El observatorio IceCube, ubicado en el Polo Sur, detectó una nueva serie de rayos cósmicos de energía ultra-alta cuyo origen no puede ser explicado por ninguna fuente conocida dentro de nuestra galaxia. Las partículas, con energías superiores a 100 exaelectronvoltios, llegaron desde una dirección del cielo que apunta hacia una región vacía del universo, lo que ha generado intenso debate entre los astrofísicos.
Una hipótesis sugiere que las partículas podrían provenir de la colisión de galaxias enanas a cientos de millones de años luz de distancia.

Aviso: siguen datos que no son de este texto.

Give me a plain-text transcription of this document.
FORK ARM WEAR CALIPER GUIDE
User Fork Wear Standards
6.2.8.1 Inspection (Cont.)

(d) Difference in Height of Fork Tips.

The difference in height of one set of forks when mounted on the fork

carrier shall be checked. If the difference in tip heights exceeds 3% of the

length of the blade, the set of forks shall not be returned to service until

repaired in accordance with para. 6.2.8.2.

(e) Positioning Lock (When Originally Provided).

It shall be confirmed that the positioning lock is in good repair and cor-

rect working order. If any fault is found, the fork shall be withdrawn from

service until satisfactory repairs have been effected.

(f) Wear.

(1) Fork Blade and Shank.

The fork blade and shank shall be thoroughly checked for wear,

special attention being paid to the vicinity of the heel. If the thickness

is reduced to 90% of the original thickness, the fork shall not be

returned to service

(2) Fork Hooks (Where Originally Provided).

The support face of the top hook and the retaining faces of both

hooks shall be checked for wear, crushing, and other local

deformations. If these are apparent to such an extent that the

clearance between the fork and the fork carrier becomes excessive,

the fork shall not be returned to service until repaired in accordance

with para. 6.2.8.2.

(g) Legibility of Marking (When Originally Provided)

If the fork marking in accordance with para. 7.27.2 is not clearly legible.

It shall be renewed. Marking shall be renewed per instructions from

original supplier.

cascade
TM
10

Otro grupo apunta a la posibilidad de que sean el resultado de procesos físicos aún no descritos que ocurren en los confines del universo observable.
El detector IceCube, con más de 5.000 fotomultiplicadores enterrados entre uno y dos kilómetros bajo el hielo antártico, es el único observatorio del mundo capaz de detectar neutrinos de energía ultra-alta provenientes de fuentes extragalácticas. El misterio podría resolverse con la extensión del detector —IceCube-Gen2— que multiplicará por diez su volumen efectivo y aumentará la resolución angular para identificar con mayor precisión la fuente de estas partículas excepcionales.